Dr. Linda Nathan - Linda F. Nathan is a Lecturer at the Harvard Graduate School of Education, and Cambridge College, Puerto Rico, where she teaches courses in designing democratic schools and organizational change. She brings her four decades of experience in creating and leading schools and nonprofits to her classroom and mentorship. She was the founding principal of Boston Arts Academy, the city’s first public high school for the visual and performing arts and the co-director of Fenway High School, one of the first Pilot Schools in Boston. She also founded the Tobin Bilingual Middle School for the Arts. Additionally, Linda co-founded three distinct non-profits (El Pueblo Nuevo, Center for Collaborative Education, Center for Artistry and Scholarship) which focused on arts advocacy and youth development, systemic education reform and creativity. She was the co-founder and co-director of the Perrone Sizer Institute for Creative Leadership which has prepared over one hundred educators for leadership roles in schools and nonprofits.

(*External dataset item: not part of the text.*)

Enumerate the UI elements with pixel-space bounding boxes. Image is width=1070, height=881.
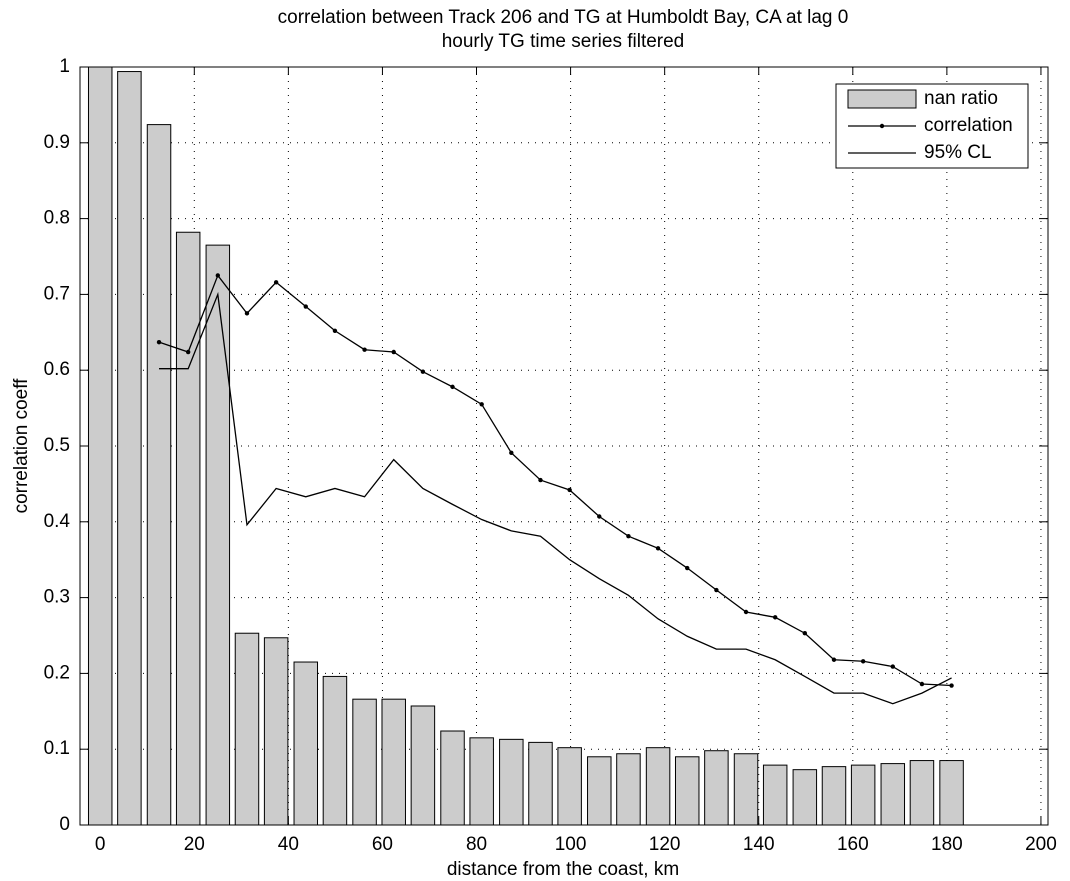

Linda is the author of two widely praised books: The Hardest Questions Aren’t on the Test and When Grit Isn’t Enough and she is the co-editor of a new open access book Designing Democratic Schools and Democratic Learning Environments: A Global Perspective.
She blogs about many of these ideas at www.lindanathan.com
She is the mother of three children, all involved in education or medicine and the proud grandmother of three wonderful children.
Dr. Nathan holds a Doctor of Education degree from Harvard University, Master’s degrees from Emerson College and Antioch University, and a Bachelor of Arts degree from the University of California, Berkeley.